1. Long Steel Rail - 3:11 2. June Apple - 3:56 3. What Are They Doing in Heaven - 4:12 4. Sail Away Ladies - 2:13 5. Rove Riley Rove - 2:50 6. Wandering Boy - 3:43 7. Boll Weevil - 3:00 8. Old John Henry - 3:20 9. Willow Tree - 3:26 10. George Collins - 3:22 11. I'm Troubled - 2:55 12. No Corn on Tygart - 2:36 13. Lonesome Road Blues - 3:36 14. Now Is the Cool of the Day - 3:35
Riley Baugus (vocals, banjo) , Tim O'Brien (vocals, guitar, mandolin) , Dirk Powell (guitar, fiddle) , Tony Davoren (bouzouki) , Joe Thrift (fiddle).
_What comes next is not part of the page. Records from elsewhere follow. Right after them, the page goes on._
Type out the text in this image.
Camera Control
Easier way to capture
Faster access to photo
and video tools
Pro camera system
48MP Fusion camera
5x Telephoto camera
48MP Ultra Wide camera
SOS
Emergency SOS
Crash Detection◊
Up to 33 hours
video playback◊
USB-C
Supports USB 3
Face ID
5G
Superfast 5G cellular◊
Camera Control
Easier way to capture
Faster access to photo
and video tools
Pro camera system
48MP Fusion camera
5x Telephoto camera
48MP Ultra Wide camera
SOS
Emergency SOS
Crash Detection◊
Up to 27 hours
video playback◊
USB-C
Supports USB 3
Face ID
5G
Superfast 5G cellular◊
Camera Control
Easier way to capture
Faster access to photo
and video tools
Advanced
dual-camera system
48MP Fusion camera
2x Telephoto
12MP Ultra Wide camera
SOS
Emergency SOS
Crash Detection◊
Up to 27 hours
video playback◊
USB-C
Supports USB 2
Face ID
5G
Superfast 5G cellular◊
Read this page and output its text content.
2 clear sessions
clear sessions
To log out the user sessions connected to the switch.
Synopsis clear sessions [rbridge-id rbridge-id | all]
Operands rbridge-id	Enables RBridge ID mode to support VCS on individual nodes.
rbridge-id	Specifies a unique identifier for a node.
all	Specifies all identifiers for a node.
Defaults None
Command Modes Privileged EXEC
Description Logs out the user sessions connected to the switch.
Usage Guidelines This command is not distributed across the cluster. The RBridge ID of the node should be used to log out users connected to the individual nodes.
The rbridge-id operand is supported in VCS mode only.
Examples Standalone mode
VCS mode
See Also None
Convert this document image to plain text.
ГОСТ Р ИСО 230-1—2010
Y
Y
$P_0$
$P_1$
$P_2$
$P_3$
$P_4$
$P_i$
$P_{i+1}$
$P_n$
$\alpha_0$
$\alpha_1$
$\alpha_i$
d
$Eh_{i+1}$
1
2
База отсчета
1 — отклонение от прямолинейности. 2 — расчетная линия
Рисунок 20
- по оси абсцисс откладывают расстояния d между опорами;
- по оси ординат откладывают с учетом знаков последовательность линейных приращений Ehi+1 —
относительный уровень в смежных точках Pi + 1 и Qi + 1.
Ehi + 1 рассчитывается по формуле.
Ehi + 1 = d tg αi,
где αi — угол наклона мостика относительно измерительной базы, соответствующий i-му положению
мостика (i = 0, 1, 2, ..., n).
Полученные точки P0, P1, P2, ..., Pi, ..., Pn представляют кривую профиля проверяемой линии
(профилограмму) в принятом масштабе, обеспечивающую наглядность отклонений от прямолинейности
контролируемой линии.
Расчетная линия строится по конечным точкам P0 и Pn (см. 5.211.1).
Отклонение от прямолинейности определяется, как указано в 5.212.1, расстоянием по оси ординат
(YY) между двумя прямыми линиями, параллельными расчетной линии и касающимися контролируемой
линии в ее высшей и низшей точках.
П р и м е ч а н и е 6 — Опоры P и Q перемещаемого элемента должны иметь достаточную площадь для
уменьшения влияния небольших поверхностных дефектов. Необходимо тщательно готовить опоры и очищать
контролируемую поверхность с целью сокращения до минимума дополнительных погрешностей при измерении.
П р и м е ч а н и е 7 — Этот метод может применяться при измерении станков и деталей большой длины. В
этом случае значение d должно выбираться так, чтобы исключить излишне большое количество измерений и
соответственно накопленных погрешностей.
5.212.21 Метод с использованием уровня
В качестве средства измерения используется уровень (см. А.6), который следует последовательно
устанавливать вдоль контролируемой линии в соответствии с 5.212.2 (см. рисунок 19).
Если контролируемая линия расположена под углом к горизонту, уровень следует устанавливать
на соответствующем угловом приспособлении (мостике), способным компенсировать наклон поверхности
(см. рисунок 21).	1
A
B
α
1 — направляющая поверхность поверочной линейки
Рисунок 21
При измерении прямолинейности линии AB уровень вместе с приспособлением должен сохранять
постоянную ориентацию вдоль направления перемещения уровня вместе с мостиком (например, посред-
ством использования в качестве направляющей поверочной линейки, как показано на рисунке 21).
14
1. AllMusic - Ronnie D. Lankford, Jr.
Fiddler and banjoist Riley Baugus traffics in old-timey music, a genre older, and some say, purer, than bluegrass. Long Steel Rail, then, is an album filled with traditional songs performed and sung in a traditional manner. Baugus' vocals carry an old country flavor that makes him a worthy interpreter of old warhorses like "Sail Away Ladies" and the title track, while the stripped-down arrangements complement the material. The only criticism one might offer of Long Steel Rail is that the production is a bit smooth for old-timey, meaning that the album has a lot more ambience (and a little less authenticity) than one might find on a Jean Ritchie album. Be that as it may, only hardcore enthusiasts will notice. Two names that show up again and again on the album's credits are Tim O'Brien and Dirk Powell, and one gains the impression that the project meant a lot to both performers. Long Steel Rail, in fact, isn't unlike a Dirk Powell album, though Baugus' rougher vocal style seems to have been drawn deeper from the well of tradition. One imagines that there isn't a big audience for old-timey music, say, compared to contemporary bluegrass, so it's nice that labels like Sugar Hill remain dedicated to a variety of traditional music styles. Baugus' Long Steel Rail will be warmly embraced by old-timey fans.